Relational Databases (also known as RDBMS and SQ Databases)
Relational databases (RDBMS) have been around for a good 45 years. In the past, they’ve worked well, for the times when data structures were much simpler and more static. In a relational database, you are required to define your schema before adding data to the database. Relational databases are table-based, and were built during a time that data was mostly structured and clearly defined by their relationship
Examples include MySQL, Microsoft SQL Server, Oracle, MongoDB, Redis
As informational and big data applications advanced, the traditional relational or SQL-based database was couldn’t really handle rapidly expanding data volumes and the growing complexities of data structures. Over the past 15 years, the non-relational, NoSQL databases became more popular for offering a more flexible, scalable, cost-efficient, alternative to the traditional SQL-based relational databases.
NoSQL databases feature dynamic schema, and allow you to use what’s known as “unstructured data.” This means you can build your application without having to first define the schema. Not needing a predefined schema makes NoSQL databases much easier to update as data and requirements change. Changing the schema structure in a relational database can be extremely expensive, time-consuming, and often involve downtime or service interruptions. NoSQL databases can be document based, graph databases, key-value pairs, or wide-column stores. NoSQL databases are designed to handle the more complex, unstructured data, (such as texts, social media posts, photos, videos, email) which increasingly make up much of the data that exists today.

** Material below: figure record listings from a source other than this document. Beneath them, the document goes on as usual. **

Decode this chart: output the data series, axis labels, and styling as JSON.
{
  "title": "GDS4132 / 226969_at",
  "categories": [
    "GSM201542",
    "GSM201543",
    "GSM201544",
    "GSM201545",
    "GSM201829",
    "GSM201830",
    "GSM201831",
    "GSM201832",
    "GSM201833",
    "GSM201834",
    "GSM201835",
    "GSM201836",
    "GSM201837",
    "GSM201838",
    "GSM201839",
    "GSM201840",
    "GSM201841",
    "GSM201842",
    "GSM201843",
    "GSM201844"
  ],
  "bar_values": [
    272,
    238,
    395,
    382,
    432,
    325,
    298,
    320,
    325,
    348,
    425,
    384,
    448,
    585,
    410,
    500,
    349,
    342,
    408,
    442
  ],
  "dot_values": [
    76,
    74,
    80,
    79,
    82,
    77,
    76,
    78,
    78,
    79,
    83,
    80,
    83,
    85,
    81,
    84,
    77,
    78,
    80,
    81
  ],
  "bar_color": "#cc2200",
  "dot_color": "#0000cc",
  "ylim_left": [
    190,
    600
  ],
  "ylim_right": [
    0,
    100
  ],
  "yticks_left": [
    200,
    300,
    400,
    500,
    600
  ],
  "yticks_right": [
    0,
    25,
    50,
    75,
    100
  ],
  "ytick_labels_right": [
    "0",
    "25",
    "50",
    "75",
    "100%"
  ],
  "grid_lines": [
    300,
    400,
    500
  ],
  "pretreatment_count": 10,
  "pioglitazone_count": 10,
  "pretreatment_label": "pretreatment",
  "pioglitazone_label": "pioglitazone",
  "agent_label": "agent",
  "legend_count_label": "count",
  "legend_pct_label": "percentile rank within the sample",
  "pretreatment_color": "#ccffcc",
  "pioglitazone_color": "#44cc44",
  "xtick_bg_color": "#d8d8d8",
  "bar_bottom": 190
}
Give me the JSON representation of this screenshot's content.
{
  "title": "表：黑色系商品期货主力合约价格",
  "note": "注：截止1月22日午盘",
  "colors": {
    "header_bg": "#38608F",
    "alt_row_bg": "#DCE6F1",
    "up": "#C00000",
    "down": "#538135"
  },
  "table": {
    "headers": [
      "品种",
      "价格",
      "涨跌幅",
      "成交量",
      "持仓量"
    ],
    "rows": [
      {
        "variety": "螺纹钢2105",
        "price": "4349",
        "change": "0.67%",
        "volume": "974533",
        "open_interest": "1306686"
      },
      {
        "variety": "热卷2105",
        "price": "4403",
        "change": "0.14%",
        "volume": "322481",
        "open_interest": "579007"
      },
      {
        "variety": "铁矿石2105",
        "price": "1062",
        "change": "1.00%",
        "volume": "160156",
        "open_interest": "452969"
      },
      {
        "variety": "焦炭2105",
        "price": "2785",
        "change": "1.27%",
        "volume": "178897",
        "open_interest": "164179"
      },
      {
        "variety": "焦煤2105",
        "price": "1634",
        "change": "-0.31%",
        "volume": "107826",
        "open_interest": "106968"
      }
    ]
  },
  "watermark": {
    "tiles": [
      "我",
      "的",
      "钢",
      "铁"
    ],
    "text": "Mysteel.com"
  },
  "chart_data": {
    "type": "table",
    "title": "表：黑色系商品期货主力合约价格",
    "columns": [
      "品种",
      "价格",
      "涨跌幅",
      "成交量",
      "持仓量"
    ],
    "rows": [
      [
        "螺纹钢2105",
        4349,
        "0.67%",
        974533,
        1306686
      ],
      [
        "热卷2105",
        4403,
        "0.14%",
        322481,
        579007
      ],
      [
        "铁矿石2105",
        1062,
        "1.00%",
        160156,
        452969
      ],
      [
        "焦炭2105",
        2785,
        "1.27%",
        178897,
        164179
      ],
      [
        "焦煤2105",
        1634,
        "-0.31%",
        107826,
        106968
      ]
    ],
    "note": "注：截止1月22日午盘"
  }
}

Relational databases are vertically scalable but typically expensive. Since they require a single server to host the entire database, in order to scale, you need to buy a bigger, more expensive server. Scaling a NoSQL database is much cheaper, compared to a relational database, because you can add capacity by scaling horizontally over cheap, commodity servers.
Google Cloud datastore is a highly scalable low latency NoSQL database. It is built on top of Bigtable and Google Megastore. It provides the scalability of a NoSQL database and features of a relational database providing both strong consistency guarantee and high availability.
- Key-value databases are a simpler type of database where each item contains keys and values. A value can typically only be retrieved by referencing its key, so learning how to query for a specific key-value pair is typically simple. Key-value databases are great for use cases where you need to store large amounts of data but you don’t need to perform complex queries to retrieve it. Common use cases include storing user preferences or caching. Redis and DynamoDB are popular key-value databases.
- Wide-column stores store data in tables, rows, and dynamic columns. Wide-column stores provide a lot of flexibility over relational databases because each row is not required to have the same columns. Many consider wide-column stores to be two-dimensional key-value databases. Wide-column stores are great for when you need to store large amounts of data and you can predict what your query patterns will be. Wide-column stores are commonly used for storing Internet of Things data and user profile data. Cassandra and HBase are two of the most popular wide-column stores.
- Graph databases store data in nodes and edges. Nodes typically store information about people, places, and things while edges store information about the relationships between the nodes. Graph databases excel in use cases where you need to traverse relationships to look for patterns such as social networks, fraud detection, and recommendation engines. Neo4j and JanusGraph are examples of graph databases.
Bigdata is a term used to describe a collection of data that is huge in size and yet growing exponentially with time. Big Data analytics examples includes stock exchanges, social media sites, jet engines, etc. It is natural to host a big data infrastructure in the cloud, because it provides unlimited data storage and easy options for highly parallelized big data processing and analysis.
GCP Platform provides multiple services that support big data storage and analysis. Possibly the most important is BigQuery, a high-performance SQL-compatible engine that can perform analysis on very large data volumes in seconds. GCP provides several other services, including Dataflow, Dataproc and Data Fusion, to help you create a complete cloud-based big data infrastructure.